My Education: I am a Licensed Massage Therapist, a Certified Residual Strain Therapist, and have a BA in Interdisciplinary Studies with a focus in Applied Psychology and Holistic Health. I’ve studied Hanna Somatic Movement Education for people and horses, Ortho-bionomy and gentle positional release methods, and am often taking classes on different gentle and integrative methods that align with my beliefs. I love learning and am always learning new things and am really into self-study and reflection and have a lot of interest in mindful-movement methods, which I absolutely incorporate into my bodywork practice.
I love positive reinforcement and ethical horse perspectives and it greatly influences my practice and how I approach my equine clients.
Me, Personally: When I am not working with people or horses during sessions and classes, I am probably researching and reading, spending time with my own horses and dog, doing some kind of art or writing or movement, or somewhere out in nature to the extent that my body will allow. Let’s be real, I’m also a huge nerd and love webcomics, and am starting to get into anime. I love wholesome things, am a new fan of squishmallows, and get really excited about herbal tea blends despite knowing almost nothing about it. Also, I am human. And sometimes… sometimes I just rest. That’s good too.
Growth? I am interested in studying craniosacral, lymphatic drainage, scar tissue work, and more somatic movement and body awareness therapies. I plan to continue growing my practice with holistic horse people and their equine partners who want to have a mind-body connection. I also hope to expand my practice to specialize in supporting LGBTQIA+ (especially trans) and Neurodivergent humans.
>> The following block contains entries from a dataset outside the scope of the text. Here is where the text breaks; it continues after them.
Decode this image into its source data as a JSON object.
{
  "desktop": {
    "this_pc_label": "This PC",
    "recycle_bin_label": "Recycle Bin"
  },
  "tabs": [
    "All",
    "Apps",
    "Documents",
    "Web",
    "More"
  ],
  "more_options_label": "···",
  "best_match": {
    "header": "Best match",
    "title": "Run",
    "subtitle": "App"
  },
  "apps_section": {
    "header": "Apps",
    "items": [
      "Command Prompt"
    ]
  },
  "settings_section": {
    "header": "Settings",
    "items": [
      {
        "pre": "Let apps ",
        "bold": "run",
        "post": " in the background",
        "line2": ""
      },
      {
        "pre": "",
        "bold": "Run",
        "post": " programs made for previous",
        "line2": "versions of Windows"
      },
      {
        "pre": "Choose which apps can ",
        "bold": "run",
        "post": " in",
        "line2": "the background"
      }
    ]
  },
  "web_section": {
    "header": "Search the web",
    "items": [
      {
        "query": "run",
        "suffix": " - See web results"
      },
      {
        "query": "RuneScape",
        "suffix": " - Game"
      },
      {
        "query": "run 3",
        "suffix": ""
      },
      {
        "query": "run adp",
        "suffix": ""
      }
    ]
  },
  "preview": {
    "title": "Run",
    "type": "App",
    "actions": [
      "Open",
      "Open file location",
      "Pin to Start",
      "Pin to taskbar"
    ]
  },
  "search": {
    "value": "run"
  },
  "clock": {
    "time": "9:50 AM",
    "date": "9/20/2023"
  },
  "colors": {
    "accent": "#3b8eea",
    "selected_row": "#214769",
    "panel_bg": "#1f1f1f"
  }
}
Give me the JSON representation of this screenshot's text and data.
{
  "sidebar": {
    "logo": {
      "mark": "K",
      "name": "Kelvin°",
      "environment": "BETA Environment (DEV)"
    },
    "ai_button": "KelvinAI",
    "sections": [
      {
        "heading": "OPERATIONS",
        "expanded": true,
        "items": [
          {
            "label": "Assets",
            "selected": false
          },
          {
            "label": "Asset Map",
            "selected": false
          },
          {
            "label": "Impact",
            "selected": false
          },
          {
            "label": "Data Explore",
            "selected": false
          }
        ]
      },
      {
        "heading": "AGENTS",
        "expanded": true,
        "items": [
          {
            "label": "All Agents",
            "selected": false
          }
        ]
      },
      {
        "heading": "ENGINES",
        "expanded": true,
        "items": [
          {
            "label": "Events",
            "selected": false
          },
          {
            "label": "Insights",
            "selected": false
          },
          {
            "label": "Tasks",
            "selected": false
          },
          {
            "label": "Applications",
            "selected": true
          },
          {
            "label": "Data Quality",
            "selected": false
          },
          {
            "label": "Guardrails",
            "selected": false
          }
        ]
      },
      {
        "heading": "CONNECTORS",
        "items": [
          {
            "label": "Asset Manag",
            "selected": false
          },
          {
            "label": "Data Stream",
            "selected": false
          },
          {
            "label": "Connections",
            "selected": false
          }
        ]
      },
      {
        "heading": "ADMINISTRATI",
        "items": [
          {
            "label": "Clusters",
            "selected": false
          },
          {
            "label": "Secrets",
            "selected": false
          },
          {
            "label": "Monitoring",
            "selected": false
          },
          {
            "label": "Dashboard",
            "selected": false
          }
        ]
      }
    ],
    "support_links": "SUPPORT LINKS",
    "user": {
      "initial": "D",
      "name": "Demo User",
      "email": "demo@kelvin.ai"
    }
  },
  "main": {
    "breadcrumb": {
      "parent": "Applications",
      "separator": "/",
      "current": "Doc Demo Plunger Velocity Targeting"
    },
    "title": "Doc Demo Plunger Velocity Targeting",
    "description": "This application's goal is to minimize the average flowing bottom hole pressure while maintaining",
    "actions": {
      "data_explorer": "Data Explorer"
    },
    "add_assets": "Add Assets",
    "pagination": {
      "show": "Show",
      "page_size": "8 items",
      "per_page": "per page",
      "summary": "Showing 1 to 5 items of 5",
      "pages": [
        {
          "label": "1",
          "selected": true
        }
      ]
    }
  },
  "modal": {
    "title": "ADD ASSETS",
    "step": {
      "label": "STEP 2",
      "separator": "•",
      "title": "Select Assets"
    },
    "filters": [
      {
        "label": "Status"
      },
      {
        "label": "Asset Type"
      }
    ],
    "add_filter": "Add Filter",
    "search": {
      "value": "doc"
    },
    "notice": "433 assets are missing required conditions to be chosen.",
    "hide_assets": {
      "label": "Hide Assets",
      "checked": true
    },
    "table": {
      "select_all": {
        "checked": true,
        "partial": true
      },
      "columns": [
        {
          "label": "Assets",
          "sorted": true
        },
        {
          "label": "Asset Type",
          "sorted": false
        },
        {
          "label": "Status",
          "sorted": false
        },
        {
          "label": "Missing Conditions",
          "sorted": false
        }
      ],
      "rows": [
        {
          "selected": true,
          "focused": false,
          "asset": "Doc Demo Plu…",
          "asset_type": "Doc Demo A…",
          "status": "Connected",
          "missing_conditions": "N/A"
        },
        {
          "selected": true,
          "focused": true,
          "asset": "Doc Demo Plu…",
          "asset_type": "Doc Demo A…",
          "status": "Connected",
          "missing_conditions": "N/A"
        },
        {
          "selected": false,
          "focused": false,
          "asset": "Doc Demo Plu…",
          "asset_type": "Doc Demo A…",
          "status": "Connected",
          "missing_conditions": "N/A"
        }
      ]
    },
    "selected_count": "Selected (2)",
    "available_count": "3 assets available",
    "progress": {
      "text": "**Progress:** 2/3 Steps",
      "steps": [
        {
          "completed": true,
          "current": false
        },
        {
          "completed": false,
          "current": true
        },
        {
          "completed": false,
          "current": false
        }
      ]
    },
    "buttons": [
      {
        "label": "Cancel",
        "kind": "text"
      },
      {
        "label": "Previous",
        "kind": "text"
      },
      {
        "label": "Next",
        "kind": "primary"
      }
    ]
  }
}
Right now I’m a baby in those communities so I don’t feel comfortable claiming specialization but am more than happy to hold space for people who share space in those communities.
Some of my fundamental beliefs.
Informed consent is the most important part of any touch-based or healing therapies.
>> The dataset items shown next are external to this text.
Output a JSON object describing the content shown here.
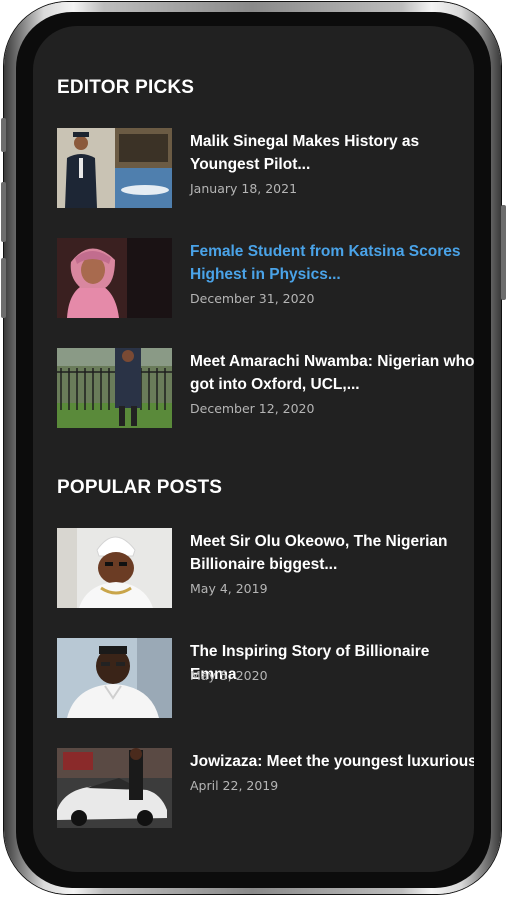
{
  "colors": {
    "screen_background": "#212121",
    "title_text": "#ffffff",
    "active_link": "#4aa3e8",
    "date_text": "#b5b5b5"
  },
  "editor_picks": {
    "heading": "EDITOR PICKS",
    "items": [
      {
        "title": "Malik Sinegal Makes History as Youngest Pilot...",
        "date": "January 18, 2021",
        "active": false
      },
      {
        "title": "Female Student from Katsina Scores Highest in Physics...",
        "date": "December 31, 2020",
        "active": true
      },
      {
        "title": "Meet Amarachi Nwamba: Nigerian who got into Oxford, UCL,...",
        "date": "December 12, 2020",
        "active": false
      }
    ]
  },
  "popular_posts": {
    "heading": "POPULAR POSTS",
    "items": [
      {
        "title": "Meet Sir Olu Okeowo, The Nigerian Billionaire biggest...",
        "date": "May 4, 2019"
      },
      {
        "title": "The Inspiring Story of Billionaire Emma",
        "date": "May 5, 2020"
      },
      {
        "title": "Jowizaza: Meet the youngest luxurious",
        "date": "April 22, 2019"
      }
    ]
  }
}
Informed consent and feeling comfortable in our bodies is the priority for those of us who speak and for those of us who don’t, and for people and horses.
Our bodies are not broken.
Horses are not broken.
Being disabled is not bad.
Toxic positivity, “cure” and “solution” culture is not helpful, and I will not be promoting it in my practice.
For horses or people–being reactive, feeling stress, struggling, and “behaving badly” (a perspective often seen in the horse world) is often a result of our environment not meeting, respecting, or acknowledging our needs, autonomy, or sentience (this is the case especially for horses). Changing our environment is multi-faceted, complicated, and sometimes limited.
Compassionate approach to care does not mean fixing everything. It does mean holding space and discussing what way you can best receive support.
I believe our bodies have intelligence, and that we may sometimes need support and guidance to access that.
Trauma-informed: For me, approaching work with a trauma-informed perspective does not mean attempting to retrigger or re-visit the trauma. It means creating a safe space, with open communication and consent and the ability to change or stop what we are doing at any time. It means creating a therapeutic relationship that involves trust and acknowledging the vulnerability, stress, and trauma that can be held in our bodies. It also means not seeking to “fix” trauma–we can discuss helping find more relaxation in your body, but I am not here to “release trauma” and frankly, I think that is generally outside of the scope of bodyworkers and harm can easily be done. I do believe trauma-informed work also involves referring and encouraging mental health care where desired. I also acknowledge that the mental health system is not perfect and can be scary. Trauma-informed care means, more than anything, opening a dialogue.